Tomaszewski, Mariusz, Cema, Grzegorz, Ciesielski, Slawomir, Łukowiec, Dariusz, Ziembińska-Buczyńska, Aleksandra
Water research 2019 v.156 pp. 71-81
anaerobic ammonium oxidation, bacterial communities, bacterial growth, bioreactors, calcium, community structure, energy efficiency, enzymatic reactions, graphene oxide, long term effects, microorganisms, nitrogen, oxidation, oxygen, sludge, temperature, wastewater treatment
Because of its energy efficiency, the anaerobic ammonium oxidation (anammox) process has been recognized as the most promising biological nitrogen removal process, but its implementation in mainstream wastewater treatment plants is limited by its relatively high optimal temperature (30 °C). Recently, it was shown that during short-term batch experiments, reduced graphene oxide (RGO) displayed accelerated reaction activity at low temperatures (10–15 °C). In this study, the long-term effects of RGO on the low-temperature anammox process in a sequencing batch reactor (SBR), are studied for the first time, including different methods of interaction.

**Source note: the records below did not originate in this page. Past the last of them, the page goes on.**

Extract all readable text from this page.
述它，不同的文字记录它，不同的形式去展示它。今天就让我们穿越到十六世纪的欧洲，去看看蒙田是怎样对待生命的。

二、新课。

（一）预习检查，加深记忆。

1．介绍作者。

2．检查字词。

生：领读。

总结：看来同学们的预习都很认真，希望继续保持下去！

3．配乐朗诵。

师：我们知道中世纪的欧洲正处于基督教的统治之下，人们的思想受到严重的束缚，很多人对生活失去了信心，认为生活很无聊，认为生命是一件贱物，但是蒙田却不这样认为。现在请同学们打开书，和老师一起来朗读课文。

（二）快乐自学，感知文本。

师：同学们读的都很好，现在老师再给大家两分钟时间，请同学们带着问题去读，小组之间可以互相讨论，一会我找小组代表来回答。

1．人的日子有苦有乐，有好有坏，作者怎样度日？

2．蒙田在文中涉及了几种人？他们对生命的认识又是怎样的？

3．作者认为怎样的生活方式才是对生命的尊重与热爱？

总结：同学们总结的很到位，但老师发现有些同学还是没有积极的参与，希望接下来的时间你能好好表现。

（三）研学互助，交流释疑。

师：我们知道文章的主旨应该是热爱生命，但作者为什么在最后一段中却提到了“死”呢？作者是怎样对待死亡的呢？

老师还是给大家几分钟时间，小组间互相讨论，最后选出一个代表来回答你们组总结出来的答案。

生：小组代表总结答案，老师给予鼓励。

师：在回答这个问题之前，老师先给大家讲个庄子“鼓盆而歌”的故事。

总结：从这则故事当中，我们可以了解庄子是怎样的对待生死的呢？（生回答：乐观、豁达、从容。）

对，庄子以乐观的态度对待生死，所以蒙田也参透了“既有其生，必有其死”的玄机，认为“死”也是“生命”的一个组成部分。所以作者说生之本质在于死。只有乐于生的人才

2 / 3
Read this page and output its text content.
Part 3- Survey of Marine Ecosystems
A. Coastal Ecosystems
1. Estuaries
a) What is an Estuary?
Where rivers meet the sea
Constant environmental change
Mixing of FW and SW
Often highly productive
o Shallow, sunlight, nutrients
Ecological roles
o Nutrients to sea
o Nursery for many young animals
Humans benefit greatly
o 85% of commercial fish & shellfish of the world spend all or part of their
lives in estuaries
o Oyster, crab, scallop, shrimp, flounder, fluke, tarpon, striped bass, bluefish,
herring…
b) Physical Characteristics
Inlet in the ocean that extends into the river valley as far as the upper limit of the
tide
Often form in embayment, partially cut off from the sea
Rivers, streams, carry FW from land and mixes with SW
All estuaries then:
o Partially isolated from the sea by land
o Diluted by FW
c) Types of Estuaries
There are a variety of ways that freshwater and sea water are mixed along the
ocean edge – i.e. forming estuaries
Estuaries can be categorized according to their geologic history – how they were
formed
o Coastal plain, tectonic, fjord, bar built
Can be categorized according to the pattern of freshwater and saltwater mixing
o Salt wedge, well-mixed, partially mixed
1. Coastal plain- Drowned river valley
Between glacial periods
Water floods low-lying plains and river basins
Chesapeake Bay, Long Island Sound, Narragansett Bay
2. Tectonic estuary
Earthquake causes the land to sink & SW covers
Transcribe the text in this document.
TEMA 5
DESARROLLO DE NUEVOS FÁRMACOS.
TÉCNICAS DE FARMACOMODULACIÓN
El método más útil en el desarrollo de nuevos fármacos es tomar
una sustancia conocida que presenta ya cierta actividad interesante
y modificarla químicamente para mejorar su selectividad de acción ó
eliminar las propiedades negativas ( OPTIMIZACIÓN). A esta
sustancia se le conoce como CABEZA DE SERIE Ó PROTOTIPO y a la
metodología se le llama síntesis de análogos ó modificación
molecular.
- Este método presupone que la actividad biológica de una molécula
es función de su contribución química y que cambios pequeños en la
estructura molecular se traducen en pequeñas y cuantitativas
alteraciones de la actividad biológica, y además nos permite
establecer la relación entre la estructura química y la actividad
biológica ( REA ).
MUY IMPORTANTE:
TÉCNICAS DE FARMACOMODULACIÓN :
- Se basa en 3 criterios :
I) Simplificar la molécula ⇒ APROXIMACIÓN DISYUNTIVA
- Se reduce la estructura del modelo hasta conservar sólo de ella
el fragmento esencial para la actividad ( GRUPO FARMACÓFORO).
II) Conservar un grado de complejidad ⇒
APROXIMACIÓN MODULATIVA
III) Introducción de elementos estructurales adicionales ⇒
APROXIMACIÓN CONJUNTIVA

The results presented here show that RGO can stimulate anammox activity up to 17% through two factors: bacterial growth stimulation, which was especially significant at higher temperatures (>15 °C), and an increase of the anammox reaction rate, which occurred only below 15 °C. The bacterial community structure was not influenced by addition of RGO. Moreover, after incubation in an anammox bioreactor, RGO showed signs of degradation and chemical changes as evidenced by the presence of oxygen and calcium on its surface. According to the literature and the obtained results, it is proposed that RGO is oxidized and oxygen is reduced by the organic mediator that is involved in the enzymatic reactions. However, activated sludge is a very complex structure created by numerous, undefined microorganisms, which makes it difficult to determine the exact oxidation mechanism.